Saturday, July 11, 2009

Serendipity: Breaking down stereotypes in the most unexpected ways

On Friday morning I was up early to drop off DJ (one of the kids I nanny) at Spanish camp at the local school. Then I went across the street to the Rite Aid to pick out a birthday card, and while I was there got the paper too. Then, as part of my goal of being more connected to my neighborhood, I decided to sit outside on my stoop and read the paper. It was still early, so not many people were out.

I settled into reading, but before long I started to notice people coming by with big garbage bags and picking up trash. I looked up and said "hi", but to be honest some of them looked like delinquents - I assumed that they must be doing a community service project as part of their sentence or something. How terribly stereotypical of me, I know. There has been little that has scared me about living in this neighborhood, although people seem to think I should be. However, I felt like I could be afraid of some of the guys walking past my stoop.

However, when other people continued to go past who looked "normal" (again, stereotypical, I know) I started to wonder if this was a community event that I was missing out on. And when someone asked me if I wanted to join in, I asked what was happening - and learned that this is through Weed & Seed and happens every Friday. My mind started racing - this was exactly the kind of opportunity I was looking for to get to know the neighborhood better and contribute in some way.
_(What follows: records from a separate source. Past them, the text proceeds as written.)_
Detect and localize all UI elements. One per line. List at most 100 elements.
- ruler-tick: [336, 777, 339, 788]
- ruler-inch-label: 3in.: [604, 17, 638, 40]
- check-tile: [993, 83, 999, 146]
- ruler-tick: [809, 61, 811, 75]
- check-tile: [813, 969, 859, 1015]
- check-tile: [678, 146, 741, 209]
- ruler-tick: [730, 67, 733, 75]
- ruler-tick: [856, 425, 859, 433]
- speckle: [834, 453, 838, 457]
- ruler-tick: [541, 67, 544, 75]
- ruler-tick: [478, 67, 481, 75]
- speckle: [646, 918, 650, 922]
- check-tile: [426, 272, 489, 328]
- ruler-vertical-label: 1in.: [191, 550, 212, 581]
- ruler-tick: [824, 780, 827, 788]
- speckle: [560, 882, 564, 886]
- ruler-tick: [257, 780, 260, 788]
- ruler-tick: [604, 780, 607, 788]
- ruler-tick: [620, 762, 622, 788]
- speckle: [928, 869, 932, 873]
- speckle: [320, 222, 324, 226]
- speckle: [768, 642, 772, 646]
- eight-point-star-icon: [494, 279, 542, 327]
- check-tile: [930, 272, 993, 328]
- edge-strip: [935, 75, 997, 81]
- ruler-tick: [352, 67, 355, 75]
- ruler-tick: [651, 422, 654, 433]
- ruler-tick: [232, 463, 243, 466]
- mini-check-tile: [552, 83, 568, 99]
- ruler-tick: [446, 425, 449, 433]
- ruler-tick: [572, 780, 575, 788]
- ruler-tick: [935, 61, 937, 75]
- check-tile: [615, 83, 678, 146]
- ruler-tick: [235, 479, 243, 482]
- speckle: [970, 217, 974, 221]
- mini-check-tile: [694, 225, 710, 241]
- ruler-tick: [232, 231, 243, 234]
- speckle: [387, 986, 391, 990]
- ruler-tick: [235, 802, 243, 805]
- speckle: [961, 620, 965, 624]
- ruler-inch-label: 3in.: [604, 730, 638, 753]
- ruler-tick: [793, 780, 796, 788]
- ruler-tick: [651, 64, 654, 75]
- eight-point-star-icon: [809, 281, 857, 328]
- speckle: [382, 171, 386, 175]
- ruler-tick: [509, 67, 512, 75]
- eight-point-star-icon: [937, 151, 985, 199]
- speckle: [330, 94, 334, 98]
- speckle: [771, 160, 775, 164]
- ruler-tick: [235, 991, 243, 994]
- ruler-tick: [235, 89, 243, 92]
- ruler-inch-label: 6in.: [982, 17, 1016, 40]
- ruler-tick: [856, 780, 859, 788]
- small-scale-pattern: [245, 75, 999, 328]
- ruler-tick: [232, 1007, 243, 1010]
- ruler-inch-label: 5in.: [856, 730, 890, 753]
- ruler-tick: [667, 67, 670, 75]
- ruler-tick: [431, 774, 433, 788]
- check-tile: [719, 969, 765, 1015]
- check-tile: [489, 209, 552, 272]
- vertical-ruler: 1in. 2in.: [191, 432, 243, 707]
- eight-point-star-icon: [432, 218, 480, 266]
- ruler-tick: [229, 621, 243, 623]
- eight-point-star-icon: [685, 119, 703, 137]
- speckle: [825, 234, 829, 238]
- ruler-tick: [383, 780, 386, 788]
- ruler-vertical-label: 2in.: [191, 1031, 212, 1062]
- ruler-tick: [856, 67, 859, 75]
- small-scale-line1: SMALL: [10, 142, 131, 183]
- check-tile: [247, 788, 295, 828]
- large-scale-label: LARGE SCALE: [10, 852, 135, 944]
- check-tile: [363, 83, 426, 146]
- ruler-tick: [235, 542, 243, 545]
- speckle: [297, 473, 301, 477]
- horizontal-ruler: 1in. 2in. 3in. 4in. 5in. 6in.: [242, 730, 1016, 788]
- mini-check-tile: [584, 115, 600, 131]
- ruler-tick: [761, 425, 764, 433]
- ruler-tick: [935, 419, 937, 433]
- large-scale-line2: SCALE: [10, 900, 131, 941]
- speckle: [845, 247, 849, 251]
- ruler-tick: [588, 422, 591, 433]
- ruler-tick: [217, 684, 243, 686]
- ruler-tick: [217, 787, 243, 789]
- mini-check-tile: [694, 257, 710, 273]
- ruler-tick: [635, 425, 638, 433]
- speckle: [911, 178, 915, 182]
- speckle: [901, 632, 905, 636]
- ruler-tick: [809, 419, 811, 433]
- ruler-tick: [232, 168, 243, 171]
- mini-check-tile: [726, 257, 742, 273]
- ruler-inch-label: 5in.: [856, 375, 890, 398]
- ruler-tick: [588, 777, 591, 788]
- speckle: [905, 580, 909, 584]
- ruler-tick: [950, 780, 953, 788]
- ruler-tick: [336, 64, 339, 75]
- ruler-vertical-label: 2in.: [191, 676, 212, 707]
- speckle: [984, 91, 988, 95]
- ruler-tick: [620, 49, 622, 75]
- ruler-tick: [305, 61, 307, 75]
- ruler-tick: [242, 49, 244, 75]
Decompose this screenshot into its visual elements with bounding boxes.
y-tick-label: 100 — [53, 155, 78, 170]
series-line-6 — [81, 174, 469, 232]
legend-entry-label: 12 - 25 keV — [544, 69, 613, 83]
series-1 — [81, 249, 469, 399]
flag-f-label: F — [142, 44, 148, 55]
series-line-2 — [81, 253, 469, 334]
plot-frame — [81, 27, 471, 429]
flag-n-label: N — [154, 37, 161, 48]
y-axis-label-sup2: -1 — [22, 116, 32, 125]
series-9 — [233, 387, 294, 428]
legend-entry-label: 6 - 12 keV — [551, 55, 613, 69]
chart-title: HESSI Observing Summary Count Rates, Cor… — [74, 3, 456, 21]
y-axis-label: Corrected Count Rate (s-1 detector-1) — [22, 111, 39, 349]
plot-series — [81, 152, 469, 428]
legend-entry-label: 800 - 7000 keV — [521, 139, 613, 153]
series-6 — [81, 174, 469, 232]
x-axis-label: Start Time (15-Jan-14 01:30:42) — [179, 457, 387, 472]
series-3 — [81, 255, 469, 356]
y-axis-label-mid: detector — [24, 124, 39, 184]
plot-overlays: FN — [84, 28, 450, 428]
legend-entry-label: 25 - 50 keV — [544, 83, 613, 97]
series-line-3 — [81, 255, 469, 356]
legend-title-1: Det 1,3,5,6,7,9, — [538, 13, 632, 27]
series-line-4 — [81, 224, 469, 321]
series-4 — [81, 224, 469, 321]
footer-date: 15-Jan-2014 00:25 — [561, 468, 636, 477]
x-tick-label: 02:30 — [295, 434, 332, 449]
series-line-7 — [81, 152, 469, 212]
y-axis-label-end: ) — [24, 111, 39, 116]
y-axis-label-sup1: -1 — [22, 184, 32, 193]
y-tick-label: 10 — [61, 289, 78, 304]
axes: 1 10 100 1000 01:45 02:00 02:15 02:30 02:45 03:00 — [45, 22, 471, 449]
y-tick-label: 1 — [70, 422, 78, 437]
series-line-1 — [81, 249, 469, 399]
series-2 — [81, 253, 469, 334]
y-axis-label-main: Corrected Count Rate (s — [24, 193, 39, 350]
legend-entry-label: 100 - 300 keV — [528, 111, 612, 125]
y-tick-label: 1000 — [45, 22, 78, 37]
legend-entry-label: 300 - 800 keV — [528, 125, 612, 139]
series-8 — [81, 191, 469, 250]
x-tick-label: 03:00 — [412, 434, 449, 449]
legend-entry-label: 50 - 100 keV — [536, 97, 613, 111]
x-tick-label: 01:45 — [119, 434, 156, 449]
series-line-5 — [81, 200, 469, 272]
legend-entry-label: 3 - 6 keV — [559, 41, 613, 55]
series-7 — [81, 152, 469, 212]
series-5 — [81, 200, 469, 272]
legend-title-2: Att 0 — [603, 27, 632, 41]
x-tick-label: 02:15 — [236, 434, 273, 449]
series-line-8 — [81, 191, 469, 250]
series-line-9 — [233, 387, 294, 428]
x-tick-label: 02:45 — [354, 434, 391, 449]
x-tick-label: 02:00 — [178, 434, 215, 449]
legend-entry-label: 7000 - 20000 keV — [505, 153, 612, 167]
Did I have the guts to get up off my stoop and go do it? I saw clearly that this was one of those things that would probably be uncomfortable and stretching, but that I would kick myself if I didn't do it. So I went.

Catching up with a group, I joined in. Someone asked if I had signed my name, and when I gave a puzzled look someone else laughed - "Does she look like she's on parole?" Ahh, so I had been right. This may be Weed & Seed community clean-up, but I had joined the group that was on parole - in fact the very people who had made me uncomfortable before!

I was clearly out of place, and it was kind of uncomfortable, but also really cool. They may be forced to do this because of things that they had done, but they were a really fun group to pick up trash with. Despite the swear words that were used as a regular part of their vocabulary, they never said anything rude to me - and were really interesting and funny people. And they seemed amazed that I had just gotten up off my stoop to come help when I saw them picking up trash. It's not like we are best friends now, and there are still plenty of barriers that stand between us. But I feel so thankful to have my stereotypes confronted and deconstructed a bit - to see these parolees as human beings rather than just people to be afraid of them. I will make this a regular part of my Fridays from now on, and I hope that I get to be in their group again.

The word "serendipity" is defined as: the act of finding something valuable or delightful when you are not looking for it. This was certainly a serendipitous morning for me - happening upon this experience totally unexpected, but finding something so valuable in it. And really, it had to be a God thing because there are so many "ifs": If Doug hadn't borrowed Des' car I would've gone to the Agape Center and not been there that morning. If Kirsten hadn't asked me to take DJ to Spanish Camp I wouldn't have been awake that morning. If I hadn't needed to get a birthday card at Rite Aid I wouldn't have bought the paper. And if I hadn't decided to read the paper outside I would've missed all of this. Thank you, God. I want to live in a way that is always open to these kinds of opportunities.